Il tempo delle scelte scomode

Mario Deaglio

Per affrontare la tematica della quasi impronunciabile sigla Pnrr (Piano Nazionale di Ripresa e Resilienza) è opportuno, anzi doveroso, porsi una domanda in apparenza impertinente: ma gli italiani vogliono davvero che l’economia cresca? Oppure la “ripresa” per molti non è un viaggio, necessariamente pieno di incertezze e di rischi, in un mondo che non li aspetterà all’infinito bensì un ritorno al “dove eravamo” prima del Covid-19?

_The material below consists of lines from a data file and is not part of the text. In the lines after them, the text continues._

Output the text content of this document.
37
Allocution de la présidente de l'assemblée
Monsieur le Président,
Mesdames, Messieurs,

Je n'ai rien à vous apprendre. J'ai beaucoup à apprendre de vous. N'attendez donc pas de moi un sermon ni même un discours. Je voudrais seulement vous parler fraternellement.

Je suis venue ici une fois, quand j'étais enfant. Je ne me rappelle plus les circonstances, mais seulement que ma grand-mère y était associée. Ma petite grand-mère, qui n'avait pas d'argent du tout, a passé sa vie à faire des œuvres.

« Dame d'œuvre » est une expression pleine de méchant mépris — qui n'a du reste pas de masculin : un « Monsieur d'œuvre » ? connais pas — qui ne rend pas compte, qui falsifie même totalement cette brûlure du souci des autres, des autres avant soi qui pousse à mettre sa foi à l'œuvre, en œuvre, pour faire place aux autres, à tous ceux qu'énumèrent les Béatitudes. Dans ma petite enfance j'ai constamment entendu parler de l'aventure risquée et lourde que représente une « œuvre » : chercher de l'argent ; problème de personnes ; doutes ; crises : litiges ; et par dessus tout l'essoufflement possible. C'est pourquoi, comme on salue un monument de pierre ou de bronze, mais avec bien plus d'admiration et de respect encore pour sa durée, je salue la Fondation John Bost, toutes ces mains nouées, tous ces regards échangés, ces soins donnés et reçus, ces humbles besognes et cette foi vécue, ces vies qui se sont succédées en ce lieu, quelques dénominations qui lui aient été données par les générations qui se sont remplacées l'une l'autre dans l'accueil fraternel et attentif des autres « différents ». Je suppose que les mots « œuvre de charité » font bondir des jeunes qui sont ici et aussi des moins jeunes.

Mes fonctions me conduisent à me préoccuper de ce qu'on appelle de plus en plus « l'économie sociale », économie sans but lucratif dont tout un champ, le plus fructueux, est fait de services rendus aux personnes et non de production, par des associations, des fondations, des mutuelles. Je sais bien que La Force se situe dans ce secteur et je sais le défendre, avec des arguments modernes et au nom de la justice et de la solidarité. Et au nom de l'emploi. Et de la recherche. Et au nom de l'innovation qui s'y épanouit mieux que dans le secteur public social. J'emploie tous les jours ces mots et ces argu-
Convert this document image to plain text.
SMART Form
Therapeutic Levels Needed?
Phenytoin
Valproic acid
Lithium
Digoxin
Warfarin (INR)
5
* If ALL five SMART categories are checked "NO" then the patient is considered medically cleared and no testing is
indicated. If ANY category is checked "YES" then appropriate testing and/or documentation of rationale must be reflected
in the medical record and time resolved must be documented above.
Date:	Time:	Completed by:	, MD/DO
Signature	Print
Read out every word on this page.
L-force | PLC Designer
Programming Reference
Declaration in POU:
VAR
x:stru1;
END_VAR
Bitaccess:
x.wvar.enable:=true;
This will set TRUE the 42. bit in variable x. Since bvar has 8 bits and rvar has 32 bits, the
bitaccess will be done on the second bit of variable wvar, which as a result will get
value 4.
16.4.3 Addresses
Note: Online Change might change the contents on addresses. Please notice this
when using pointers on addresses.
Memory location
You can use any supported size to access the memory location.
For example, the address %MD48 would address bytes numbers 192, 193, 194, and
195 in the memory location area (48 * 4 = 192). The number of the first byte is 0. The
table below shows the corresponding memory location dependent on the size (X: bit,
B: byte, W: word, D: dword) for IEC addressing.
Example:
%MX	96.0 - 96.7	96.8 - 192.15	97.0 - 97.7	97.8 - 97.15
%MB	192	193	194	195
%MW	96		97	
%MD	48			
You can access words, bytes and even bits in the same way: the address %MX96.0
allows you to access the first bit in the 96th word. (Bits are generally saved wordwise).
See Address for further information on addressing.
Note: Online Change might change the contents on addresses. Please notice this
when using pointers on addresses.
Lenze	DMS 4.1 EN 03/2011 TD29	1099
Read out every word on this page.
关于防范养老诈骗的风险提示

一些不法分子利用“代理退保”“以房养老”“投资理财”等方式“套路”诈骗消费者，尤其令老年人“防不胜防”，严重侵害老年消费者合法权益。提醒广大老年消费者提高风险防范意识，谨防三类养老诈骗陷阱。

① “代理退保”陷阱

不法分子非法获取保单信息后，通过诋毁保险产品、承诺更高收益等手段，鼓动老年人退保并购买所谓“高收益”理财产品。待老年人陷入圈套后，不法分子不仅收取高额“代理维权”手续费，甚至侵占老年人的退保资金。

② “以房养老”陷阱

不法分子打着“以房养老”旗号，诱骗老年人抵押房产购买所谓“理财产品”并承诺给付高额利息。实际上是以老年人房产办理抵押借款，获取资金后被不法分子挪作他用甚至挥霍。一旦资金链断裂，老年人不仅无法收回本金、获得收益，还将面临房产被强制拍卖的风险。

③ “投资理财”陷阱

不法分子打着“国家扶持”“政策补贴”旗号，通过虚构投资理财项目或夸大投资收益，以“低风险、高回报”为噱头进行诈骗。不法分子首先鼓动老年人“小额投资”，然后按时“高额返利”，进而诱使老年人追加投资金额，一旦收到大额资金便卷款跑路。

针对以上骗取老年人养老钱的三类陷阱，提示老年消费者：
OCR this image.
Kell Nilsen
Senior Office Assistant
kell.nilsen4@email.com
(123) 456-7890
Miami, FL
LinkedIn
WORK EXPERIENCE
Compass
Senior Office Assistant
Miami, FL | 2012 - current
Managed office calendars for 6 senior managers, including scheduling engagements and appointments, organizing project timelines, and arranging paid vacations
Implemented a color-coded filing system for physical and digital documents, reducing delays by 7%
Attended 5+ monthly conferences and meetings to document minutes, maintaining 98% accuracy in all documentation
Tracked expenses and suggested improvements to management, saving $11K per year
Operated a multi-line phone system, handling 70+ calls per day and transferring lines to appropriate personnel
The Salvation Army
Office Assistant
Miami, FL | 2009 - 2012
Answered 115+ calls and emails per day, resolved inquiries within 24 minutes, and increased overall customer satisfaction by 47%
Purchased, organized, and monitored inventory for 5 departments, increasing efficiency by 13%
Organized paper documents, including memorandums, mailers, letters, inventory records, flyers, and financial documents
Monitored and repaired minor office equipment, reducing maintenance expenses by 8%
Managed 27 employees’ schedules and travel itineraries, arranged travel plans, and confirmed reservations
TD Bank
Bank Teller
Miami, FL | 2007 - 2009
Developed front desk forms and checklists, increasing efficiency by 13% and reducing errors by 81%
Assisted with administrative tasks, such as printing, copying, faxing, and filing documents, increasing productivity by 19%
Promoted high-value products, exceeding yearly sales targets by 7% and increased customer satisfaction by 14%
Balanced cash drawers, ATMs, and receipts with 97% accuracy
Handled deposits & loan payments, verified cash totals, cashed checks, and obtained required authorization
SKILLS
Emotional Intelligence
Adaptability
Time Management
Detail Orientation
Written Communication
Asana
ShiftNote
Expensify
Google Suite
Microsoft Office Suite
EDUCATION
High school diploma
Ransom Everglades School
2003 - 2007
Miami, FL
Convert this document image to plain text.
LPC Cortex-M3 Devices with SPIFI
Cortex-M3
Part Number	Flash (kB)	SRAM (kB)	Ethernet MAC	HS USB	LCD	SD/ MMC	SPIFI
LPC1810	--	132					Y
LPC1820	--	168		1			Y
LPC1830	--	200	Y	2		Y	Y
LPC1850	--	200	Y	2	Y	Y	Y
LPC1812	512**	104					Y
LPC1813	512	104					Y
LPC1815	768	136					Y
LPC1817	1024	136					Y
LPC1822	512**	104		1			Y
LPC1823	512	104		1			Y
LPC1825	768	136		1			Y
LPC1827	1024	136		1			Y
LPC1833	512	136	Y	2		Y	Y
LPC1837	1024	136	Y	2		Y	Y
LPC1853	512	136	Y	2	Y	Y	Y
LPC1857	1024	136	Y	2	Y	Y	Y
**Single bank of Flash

E la “resilienza” è il poter ritrovarsi, nelle lunghe sere d’estate, su una bella piazza a bere qualcosa di fresco?

Nei primi Anni Cinquanta, quando intrapresero l’avventura del “miracolo economico”, gli italiani avevano, per metà, meno di trent’anni, e gli anziani erano relativamente rari; oggi la metà meno giovane va dai 47 anni insù e all’incirca uno su tre ha i capelli bianchi. Gran parte dell’Italia non vuole gli immigrati ma non è neppure disposta a fare qualche sacrifico perché i giovani trovino un lavoro; e pur di bere qualcosa nelle sere d’estate, chiude un occhio sulla generale incapacità delle autorità locali a trasportare gli studenti tra casa e scuola, e viceversa, senza trasportare anche il virus. In questo contesto, le 318 pagine del Piano presentato ieri dal governo delineano condizioni necessarie ma non sufficienti, anche se le riforme in esso illustrate sono delle vere e proprie “boccate d’aria fresca” in un’atmosfera, non solo economica ma anche civile, a tratti soffocante. Basterebbe instradare giustizia e amministrazione pubblica lungo le linee indicate nel Piano per concludere che le energie impiegate nella sua preparazione sono state comunque spese bene. I “tre assi strategici” (digitalizzazione e innovazione, transizione ecologica, inclusione sociale) sembrano tuttavia rappresentare più il recupero di intollerabili debolezze del passato che una vera preparazione per un salto nel futuro. E lasciano quindi aperti gli interrogativi – tipici, infatti, di un governo “politico” – su dove vogliamo andare, sul tipo di Paese che vorremmo diventare di qui a dieci o vent’anni. Con molta sincerità il documento chiarisce che, in base a questo Piano, il Pil italiano intorno al 2026 crescerà alla velocità di circa 1,5 per cento l’anno. La velocità di crociera da raggiungere perché l’economia italiana rimanga “in volo”, e la crescita non torni quindi ad abbassarsi, è generalmente stimata in almeno il 2 per cento.